Further, our leaders particularly and temperamentally dislike a large butcher’s bill. It was, indeed, their extreme reluctance to send unprotected men to meet the hail of bullets from German machine-guns, that lay behind most of the ostensible reasons for which the Tanks were first given a trial. It was a deciding factor. We may even perhaps say without seeming fantastic that it was their inhumanity which cost the Germans the War. They had no bowels of compassion, and were just as ready to send the “infantry equivalent” (say seventy unprotected men) over the top as they were to put in seven men enclosed in armour. To them it was the coldest question of military expediency.

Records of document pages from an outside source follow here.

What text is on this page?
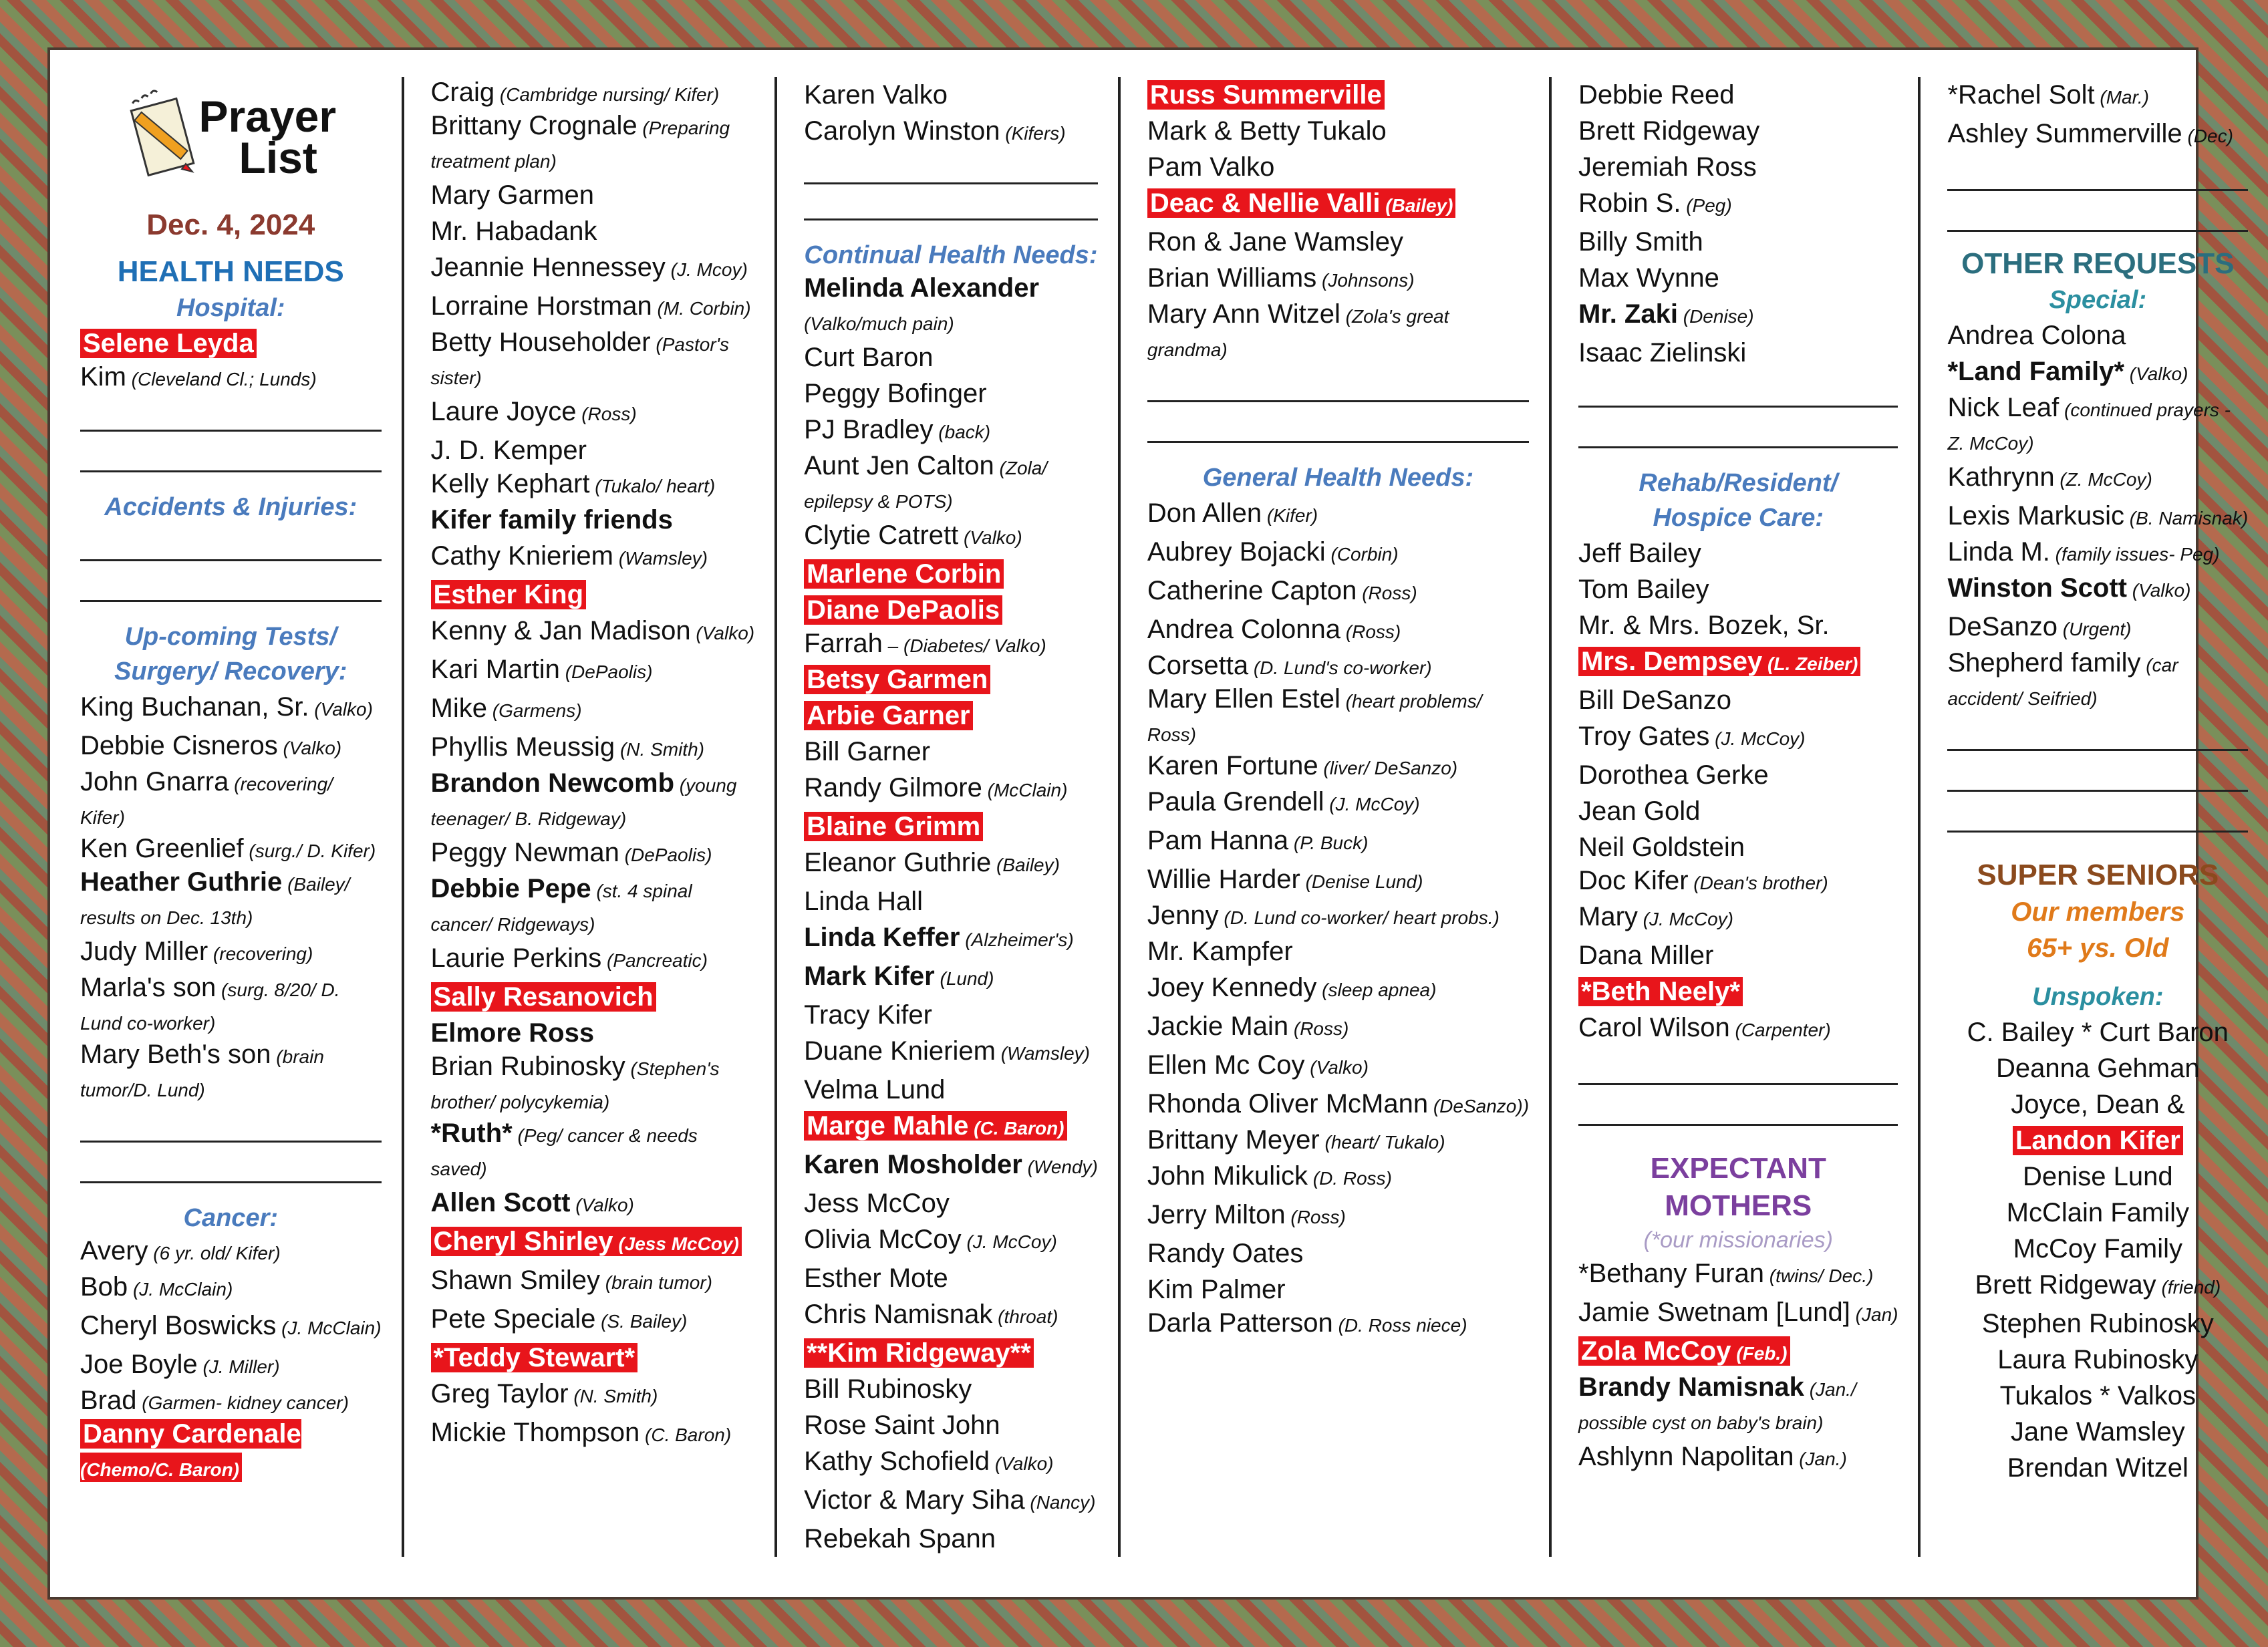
Prayer
List
Dec. 4, 2024
HEALTH NEEDS
Hospital:
Selene Leyda
Kim (Cleveland Cl.; Lunds)
Accidents & Injuries:
Up-coming Tests/
Surgery/ Recovery:
King Buchanan, Sr. (Valko)
Debbie Cisneros (Valko)
John Gnarra (recovering/ Kifer)
Ken Greenlief (surg./ D. Kifer)
Heather Guthrie (Bailey/ results on Dec. 13th)
Judy Miller (recovering)
Marla's son (surg. 8/20/ D. Lund co-worker)
Mary Beth's son (brain tumor/D. Lund)
Cancer:
Avery (6 yr. old/ Kifer)
Bob (J. McClain)
Cheryl Boswicks (J. McClain)
Joe Boyle (J. Miller)
Brad (Garmen- kidney cancer)
Danny Cardenale (Chemo/C. Baron)
Craig (Cambridge nursing/ Kifer)
Brittany Crognale (Preparing treatment plan)
Mary Garmen
Mr. Habadank
Jeannie Hennessey (J. Mcoy)
Lorraine Horstman (M. Corbin)
Betty Householder (Pastor's sister)
Laure Joyce (Ross)
J. D. Kemper
Kelly Kephart (Tukalo/ heart)
Kifer family friends
Cathy Knieriem (Wamsley)
Esther King
Kenny & Jan Madison (Valko)
Kari Martin (DePaolis)
Mike (Garmens)
Phyllis Meussig (N. Smith)
Brandon Newcomb (young teenager/ B. Ridgeway)
Peggy Newman (DePaolis)
Debbie Pepe (st. 4 spinal cancer/ Ridgeways)
Laurie Perkins (Pancreatic)
Sally Resanovich
Elmore Ross
Brian Rubinosky (Stephen's brother/ polycykemia)
*Ruth* (Peg/ cancer & needs saved)
Allen Scott (Valko)
Cheryl Shirley (Jess McCoy)
Shawn Smiley (brain tumor)
Pete Speciale (S. Bailey)
*Teddy Stewart*
Greg Taylor (N. Smith)
Mickie Thompson (C. Baron)
Karen Valko
Carolyn Winston (Kifers)
Continual Health Needs:
Melinda Alexander (Valko/much pain)
Curt Baron
Peggy Bofinger
PJ Bradley (back)
Aunt Jen Calton (Zola/ epilepsy & POTS)
Clytie Catrett (Valko)
Marlene Corbin
Diane DePaolis
Farrah – (Diabetes/ Valko)
Betsy Garmen
Arbie Garner
Bill Garner
Randy Gilmore (McClain)
Blaine Grimm
Eleanor Guthrie (Bailey)
Linda Hall
Linda Keffer (Alzheimer's)
Mark Kifer (Lund)
Tracy Kifer
Duane Knieriem (Wamsley)
Velma Lund
Marge Mahle (C. Baron)
Karen Mosholder (Wendy)
Jess McCoy
Olivia McCoy (J. McCoy)
Esther Mote
Chris Namisnak (throat)
**Kim Ridgeway**
Bill Rubinosky
Rose Saint John
Kathy Schofield (Valko)
Victor & Mary Siha (Nancy)
Rebekah Spann
Russ Summerville
Mark & Betty Tukalo
Pam Valko
Deac & Nellie Valli (Bailey)
Ron & Jane Wamsley
Brian Williams (Johnsons)
Mary Ann Witzel (Zola's great grandma)
General Health Needs:
Don Allen (Kifer)
Aubrey Bojacki (Corbin)
Catherine Capton (Ross)
Andrea Colonna (Ross)
Corsetta (D. Lund's co-worker)
Mary Ellen Estel (heart problems/ Ross)
Karen Fortune (liver/ DeSanzo)
Paula Grendell (J. McCoy)
Pam Hanna (P. Buck)
Willie Harder (Denise Lund)
Jenny (D. Lund co-worker/ heart probs.)
Mr. Kampfer
Joey Kennedy (sleep apnea)
Jackie Main (Ross)
Ellen Mc Coy (Valko)
Rhonda Oliver McMann (DeSanzo))
Brittany Meyer (heart/ Tukalo)
John Mikulick (D. Ross)
Jerry Milton (Ross)
Randy Oates
Kim Palmer
Darla Patterson (D. Ross niece)
Debbie Reed
Brett Ridgeway
Jeremiah Ross
Robin S. (Peg)
Billy Smith
Max Wynne
Mr. Zaki (Denise)
Isaac Zielinski
Rehab/Resident/
Hospice Care:
Jeff Bailey
Tom Bailey
Mr. & Mrs. Bozek, Sr.
Mrs. Dempsey (L. Zeiber)
Bill DeSanzo
Troy Gates (J. McCoy)
Dorothea Gerke
Jean Gold
Neil Goldstein
Doc Kifer (Dean's brother)
Mary (J. McCoy)
Dana Miller
*Beth Neely*
Carol Wilson (Carpenter)
EXPECTANT
MOTHERS
(*our missionaries)
*Bethany Furan (twins/ Dec.)
Jamie Swetnam [Lund] (Jan)
Zola McCoy (Feb.)
Brandy Namisnak (Jan./ possible cyst on baby's brain)
Ashlynn Napolitan (Jan.)
*Rachel Solt (Mar.)
Ashley Summerville (Dec)
OTHER REQUESTS
Special:
Andrea Colona
*Land Family* (Valko)
Nick Leaf (continued prayers - Z. McCoy)
Kathrynn (Z. McCoy)
Lexis Markusic (B. Namisnak)
Linda M. (family issues- Peg)
Winston Scott (Valko)
DeSanzo (Urgent)
Shepherd family (car accident/ Seifried)
SUPER SENIORS
Our members
65+ ys. Old
Unspoken:
C. Bailey * Curt Baron
Deanna Gehman
Joyce, Dean &
Landon Kifer
Denise Lund
McClain Family
McCoy Family
Brett Ridgeway (friend)
Stephen Rubinosky
Laura Rubinosky
Tukalos * Valkos
Jane Wamsley
Brendan Witzel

Purely upon military considerations they decided against the seven clad in armour. Our Commanders, though in theory they were inclined to agree with the German Higher Command, though they recognised the ultimate cruelty of the policy of “cheap war,” and knew, with Nelson, that they had not come to the Western Front to preserve their lives, were yet tempted by the idea of using steel and petrol in place of flesh and blood. More than once in the course of the chequered career of the Tanks it was this consideration which saved the Corps from extinction.

But it is not, of course, enough that the Tank offers protection to those who fight in it. A trench or a hole in the ground will do the same. But the Tank is essentially a mobile weapon of offence. It is the weapon for the nation which does not fight willingly, but when it fights, fights to win, and to win quickly with as little bloodshed as possible. It is the weapon for men who, if they must fight, like to fight like intelligent beings still subjecting the material world to their will, and who are most unwillingly reduced to the rôles of mere marching automata, bearers of burdens and diggers of the soil, rôles from which the patient German did not seem averse.

IV

The creed of the present writers can be very briefly summarised. A considerable amount of evidence points to the conclusion that in the phase at which military science has arrived, and at which it will probably remain for at least a generation, a superior force of Tanks can always tip the scales of the military balance of power.